Thereafter, Leyo Luju Pupupu, the last child of Luju Pupupu ascended the throne after the death of Foyi (Awuro) and reigned for 19 years, between 1649 and 1688.
After the death of Leyo Luju Pupupu in 1668, prince Gbaji (Ogbode), the son of Okuta ascended the throne and reigned between 1668 and 1685.
Thereafter, Liyen, the grandson of Luju Pupupu succeeded Gbaji (Ogbode) and reigned between 1685 and 1702.

===18th-century ruler===
After the demise of Liyen in 1702, Bajumu, a great warrior who was the son of Foyi ascended the throne. He engaged in a war with a neighboring town against the wish of the people and when he returned from the battle, he was rejected and was succeeded by Aperuwa (Olu-Okun), the son of Gbaji who reigned between 1711 and 1716.
After his demise in 1716, he was succeeded by Gbedegbede, a descendant of Leyo and only reigned for one year, between 1716 and 1717.
Following the demise of Gbedegbede in 1717, Lamele succeeded him and reigned for 15 years before he died in 1731.
In 1731, Iganmude who was a grandson of Okuta ascended the throne following the demise of Lamele. He created Sokoti and Losare quarters during his regime and later died in 1748.
Olowolaiye, a grandson of Okuta became the ruler following the death of Aganmude. He reigned for 11 years, from 1748 to 1759.
Following the death of Aganmude in 1759, another grandson of Okuta called Jogunde ascended the throne. He reigned for 18 years, from 1759 to 1777.
Thereafter, Terere who was a grandson of Luju ascended the throne following the demise of Jogunde in 1777. He established the Eku festival in memory of Owu war before his death in 1786.
He was succeeded by his first son called Ajisowo who reigned between 1786 and 1802.

==19th-century ruler==
Following the demise of Ajisowo in 1802, Arobiete who was a descendant of Foyi ascended the throne and reigned for 9 years.
After the death of Arobieke in 1811 Iyanlola a son of Jogunde ascended the throne and reigned for 3 years, between 1811 and 1814.
Thereafter, Odunola also known as Ojagodolokun, a descendant of Lamele ascended the throne in 1814 after the death of Iyanlola. He reigned for 3 years, from 1814 to 1817. He was succeeded by his eldest son known as Jilu. His name Jilu was coined from the fact that he enjoyed drumming. He reigned for 5 years.
Following the demise of Jilu in 1826, he was succeeded by Olowolakun who ruled for 7 years, from 1826 to 1833.

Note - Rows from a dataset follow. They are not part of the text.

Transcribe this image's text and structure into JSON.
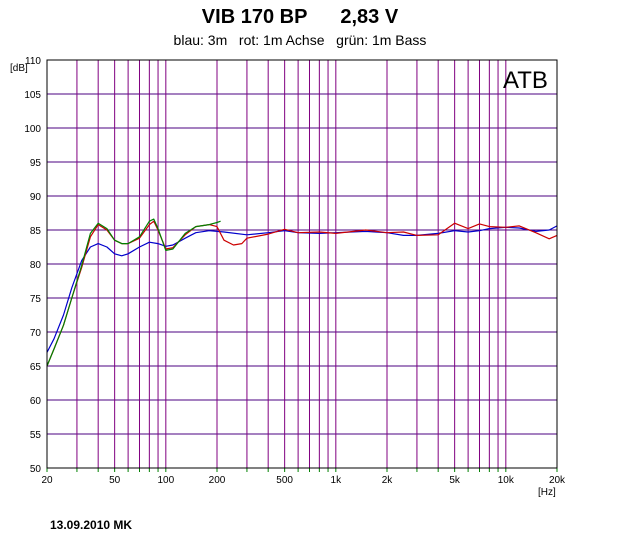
{
  "chart_data": {
    "type": "line",
    "title": "VIB 170 BP      2,83 V",
    "subtitle": "blau: 3m   rot: 1m Achse   grün: 1m Bass",
    "xlabel": "[Hz]",
    "ylabel": "[dB]",
    "xscale": "log",
    "xlim": [
      20,
      20000
    ],
    "ylim": [
      50,
      110
    ],
    "grid": true,
    "x_ticks": [
      {
        "value": 20,
        "label": "20"
      },
      {
        "value": 50,
        "label": "50"
      },
      {
        "value": 100,
        "label": "100"
      },
      {
        "value": 200,
        "label": "200"
      },
      {
        "value": 500,
        "label": "500"
      },
      {
        "value": 1000,
        "label": "1k"
      },
      {
        "value": 2000,
        "label": "2k"
      },
      {
        "value": 5000,
        "label": "5k"
      },
      {
        "value": 10000,
        "label": "10k"
      },
      {
        "value": 20000,
        "label": "20k"
      }
    ],
    "y_ticks": [
      "50",
      "55",
      "60",
      "65",
      "70",
      "75",
      "80",
      "85",
      "90",
      "95",
      "100",
      "105",
      "110"
    ],
    "annotation": "ATB",
    "series": [
      {
        "color": "#0000cc",
        "points": [
          [
            20,
            67
          ],
          [
            22,
            69
          ],
          [
            25,
            72.5
          ],
          [
            28,
            76.5
          ],
          [
            32,
            80.5
          ],
          [
            36,
            82.5
          ],
          [
            40,
            83
          ],
          [
            45,
            82.5
          ],
          [
            50,
            81.5
          ],
          [
            55,
            81.2
          ],
          [
            60,
            81.5
          ],
          [
            70,
            82.5
          ],
          [
            80,
            83.2
          ],
          [
            90,
            83
          ],
          [
            100,
            82.6
          ],
          [
            110,
            82.8
          ],
          [
            130,
            83.8
          ],
          [
            150,
            84.6
          ],
          [
            180,
            84.9
          ],
          [
            220,
            84.7
          ],
          [
            300,
            84.3
          ],
          [
            400,
            84.6
          ],
          [
            500,
            84.9
          ],
          [
            600,
            84.6
          ],
          [
            800,
            84.5
          ],
          [
            1000,
            84.6
          ],
          [
            1500,
            84.8
          ],
          [
            2000,
            84.6
          ],
          [
            2500,
            84.2
          ],
          [
            3000,
            84.2
          ],
          [
            4000,
            84.5
          ],
          [
            5000,
            84.9
          ],
          [
            6000,
            84.7
          ],
          [
            7000,
            84.9
          ],
          [
            8000,
            85.2
          ],
          [
            10000,
            85.4
          ],
          [
            12000,
            85.3
          ],
          [
            15000,
            84.8
          ],
          [
            18000,
            85
          ],
          [
            20000,
            85.6
          ]
        ]
      },
      {
        "color": "#cc0000",
        "points": [
          [
            20,
            65
          ],
          [
            22,
            67.5
          ],
          [
            25,
            71
          ],
          [
            28,
            75
          ],
          [
            32,
            79.5
          ],
          [
            36,
            84
          ],
          [
            40,
            85.8
          ],
          [
            45,
            85
          ],
          [
            50,
            83.5
          ],
          [
            55,
            83
          ],
          [
            60,
            83
          ],
          [
            70,
            83.8
          ],
          [
            80,
            85.8
          ],
          [
            85,
            86.3
          ],
          [
            90,
            85
          ],
          [
            100,
            82.2
          ],
          [
            110,
            82.4
          ],
          [
            130,
            84.3
          ],
          [
            150,
            85.5
          ],
          [
            180,
            85.8
          ],
          [
            200,
            85.5
          ],
          [
            220,
            83.5
          ],
          [
            250,
            82.8
          ],
          [
            280,
            83
          ],
          [
            300,
            83.8
          ],
          [
            400,
            84.4
          ],
          [
            500,
            85.1
          ],
          [
            600,
            84.6
          ],
          [
            800,
            84.7
          ],
          [
            1000,
            84.5
          ],
          [
            1500,
            85
          ],
          [
            2000,
            84.6
          ],
          [
            2500,
            84.7
          ],
          [
            3000,
            84.2
          ],
          [
            4000,
            84.3
          ],
          [
            5000,
            86
          ],
          [
            6000,
            85.2
          ],
          [
            7000,
            85.9
          ],
          [
            8000,
            85.5
          ],
          [
            10000,
            85.4
          ],
          [
            12000,
            85.6
          ],
          [
            15000,
            84.6
          ],
          [
            18000,
            83.7
          ],
          [
            20000,
            84.2
          ]
        ]
      },
      {
        "color": "#008000",
        "points": [
          [
            20,
            65
          ],
          [
            22,
            67.5
          ],
          [
            25,
            71
          ],
          [
            28,
            75
          ],
          [
            32,
            79.8
          ],
          [
            36,
            84.5
          ],
          [
            40,
            86
          ],
          [
            45,
            85.2
          ],
          [
            50,
            83.5
          ],
          [
            55,
            83
          ],
          [
            60,
            83
          ],
          [
            70,
            84
          ],
          [
            80,
            86.3
          ],
          [
            85,
            86.6
          ],
          [
            90,
            85.2
          ],
          [
            100,
            82
          ],
          [
            110,
            82.2
          ],
          [
            130,
            84.5
          ],
          [
            150,
            85.5
          ],
          [
            180,
            85.8
          ],
          [
            200,
            86.1
          ],
          [
            210,
            86.3
          ]
        ]
      }
    ]
  },
  "footer": "13.09.2010 MK"
}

Oba Akingbohungbe, Osemawe of Ondo
The most pivotal figure from this family was Oba Jimosun Akingbohungbe, who ruled as the Osemawe from 1901 to 1925. His reign was during the early period of British colonial rule in Nigeria.

Oba Rufus Adesokeji Aderele (Tewogboye II), son of Oba Tewogboye I ascended the throne after the dethronement Oba Fidipote II. He was an educated Oba, adequately experienced in the system of governance and reigned from 1942 to 1974. He is the father of his royal highness Prince Ademola Olugbade Aderele; who served Nigeria as Ambassador Extraordinary and Plenipotentiary of the Federal Republic of Nigeria on various missions, including representing the Nigerian Government as its first Nigerian High Commissioner to Thailand.